Mais cela ne dérangeait en rien la propriétaire qui gambadait joyeusement au milieu de ce foutra en heurtant quelqu'uns de ces chapeaux sur son passage. La naine lui emboîta le pas de sa démarche lourde en ronchonnant tout en ramassant derrière la nahual les malheureux couvres-chef et les remit sur le côté. Ne sachant que faire, je les suivis à mon tour. Eci s'arrêtait de façon sporadique pour examiner un élément ayant capté son attention, qu'importe son emplacement et provoquait ainsi moult avalanches de chapeaux. La personne de petite taille (oui, j'eus une brusque poussée de politiquement correct très perturbante) ne broncha pas et continua de ranger inlassablement derrière la toujours-aussi-distraite féline. Ce petit manège cessa lorsque Eci hurla de joie. À la vue du pauvre objet broyé par son étreinte et de ses petits sautillements accompagnés de piaillements en tout genre, elle venait de trouver ce qu'elle cherchait. Mais avant que j'ai pu apercevoir ce qu'elle serrait dans ses bras, la nahual s'élança vers la partie de la pièce consacrée aux soins. La naine (ouf, j'étais guéris de ma crise de politiquement correct aiguë ) et moi ne purent que la suivre de nouveau, espérant qu'elle ne pile pas brusquement. J'avais la furieuse impression, au vu du comportement de mes deux accompagnatrices, que cela n'était pas inhabituel pour elles et me demandais si je devais considérer ça comme positif ou négatif. Dure, dure question. Et en plus, je n'avais même pas le droit à la calculatrice.

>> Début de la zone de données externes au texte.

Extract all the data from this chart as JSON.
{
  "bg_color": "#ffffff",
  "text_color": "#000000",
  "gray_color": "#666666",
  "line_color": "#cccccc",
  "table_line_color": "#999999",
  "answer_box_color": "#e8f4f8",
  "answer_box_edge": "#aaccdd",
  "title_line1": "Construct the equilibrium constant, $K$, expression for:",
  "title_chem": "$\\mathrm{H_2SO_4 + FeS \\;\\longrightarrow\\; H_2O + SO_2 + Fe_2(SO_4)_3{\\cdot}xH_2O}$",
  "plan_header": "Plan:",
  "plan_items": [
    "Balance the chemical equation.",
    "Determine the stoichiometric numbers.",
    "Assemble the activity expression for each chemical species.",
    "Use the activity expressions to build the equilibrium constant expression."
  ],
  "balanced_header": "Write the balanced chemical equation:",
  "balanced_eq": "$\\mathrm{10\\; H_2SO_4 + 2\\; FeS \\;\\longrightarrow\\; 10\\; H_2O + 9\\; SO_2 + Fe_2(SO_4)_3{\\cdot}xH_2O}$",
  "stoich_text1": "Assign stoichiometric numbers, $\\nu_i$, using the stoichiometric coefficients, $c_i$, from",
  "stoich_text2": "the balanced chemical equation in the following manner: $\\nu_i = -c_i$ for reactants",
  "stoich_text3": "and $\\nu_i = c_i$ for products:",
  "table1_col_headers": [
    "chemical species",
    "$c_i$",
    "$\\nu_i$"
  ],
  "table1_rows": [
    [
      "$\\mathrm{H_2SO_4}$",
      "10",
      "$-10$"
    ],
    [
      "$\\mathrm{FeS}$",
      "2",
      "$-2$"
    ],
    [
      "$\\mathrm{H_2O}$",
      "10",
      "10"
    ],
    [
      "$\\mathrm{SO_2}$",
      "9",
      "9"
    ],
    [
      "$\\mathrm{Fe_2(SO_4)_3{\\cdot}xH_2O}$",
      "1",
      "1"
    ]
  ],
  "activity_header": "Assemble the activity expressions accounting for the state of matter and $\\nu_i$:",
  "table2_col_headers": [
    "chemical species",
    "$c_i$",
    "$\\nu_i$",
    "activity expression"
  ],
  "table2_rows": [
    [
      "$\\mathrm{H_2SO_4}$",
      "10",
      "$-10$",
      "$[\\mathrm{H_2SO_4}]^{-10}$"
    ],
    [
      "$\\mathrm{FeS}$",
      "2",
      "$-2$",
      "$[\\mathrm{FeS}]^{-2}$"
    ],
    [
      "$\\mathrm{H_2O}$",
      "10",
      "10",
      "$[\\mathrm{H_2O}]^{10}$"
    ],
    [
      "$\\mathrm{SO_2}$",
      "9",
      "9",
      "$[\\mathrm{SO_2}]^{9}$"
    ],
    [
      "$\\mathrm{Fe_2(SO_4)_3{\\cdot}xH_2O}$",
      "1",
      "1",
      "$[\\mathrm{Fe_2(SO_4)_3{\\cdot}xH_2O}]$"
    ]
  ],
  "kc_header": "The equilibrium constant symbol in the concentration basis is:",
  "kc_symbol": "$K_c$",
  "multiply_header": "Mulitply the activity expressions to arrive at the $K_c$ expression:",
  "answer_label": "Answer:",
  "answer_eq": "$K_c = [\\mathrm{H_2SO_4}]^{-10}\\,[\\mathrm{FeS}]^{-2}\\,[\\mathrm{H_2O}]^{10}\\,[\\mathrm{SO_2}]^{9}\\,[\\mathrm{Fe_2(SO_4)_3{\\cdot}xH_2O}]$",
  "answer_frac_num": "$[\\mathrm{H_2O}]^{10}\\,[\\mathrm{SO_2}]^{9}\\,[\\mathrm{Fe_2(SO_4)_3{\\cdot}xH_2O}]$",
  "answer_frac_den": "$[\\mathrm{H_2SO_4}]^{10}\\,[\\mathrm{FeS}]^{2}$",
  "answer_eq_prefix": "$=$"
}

Après avoir contourné le paravent, je pus enfin entièrement voir la portion de chambre reconvertie en hôpital. Et sentis mon sang se glacer en voyant l'état de Maxen, gisant sur une table recouverte d'un simple drap blanc. Nathan était assis sur une chaise, près de lui et regardait le mourant d'un air grave. Quelqu'un, peut-être lui, avait ôté le haut du jeune homme et révélant ainsi à tous l'ampleur de ses blessures. M'approchant lentement, comme effrayé par ce que je pourrais voir, je m'arrêtais juste à côté du fae. Je levais une main, hésitante, et attrapai son poignet presque aussi pâle que le tissu sur lequel il reposait. Son pouls, qui auparavant était bas, était désormais à la limite du perceptible. Me retournant pour invectiver Eci de le soigner au plus vite, je fus heurtée de la voir perchée sur la table d'opération, ses jambes se balançant négligemment dans le vide et son regard fixé sur ce que je devinais être l'objet qui la ravissait précédemment. Ses prunelles semblaient chercher à mémoriser chaque détail de cet étrange chapeau, son doigt suivant les décorations dorées qui le bordait. C'était un chapeau melon, fait de satin mordoré et parsemé de perles. En le regardant de plus près, on pouvait voir qu'elles évoquaient des petits os avec leur couleur ivoire et avaient été cousues de sorte à reproduire un squelette humain sur tout le couvre-chef. C'était une véritable œuvre d'art et chaque seconde passée à l'observer révélait de nouveaux détails. Mais cela ne valait pas une vie.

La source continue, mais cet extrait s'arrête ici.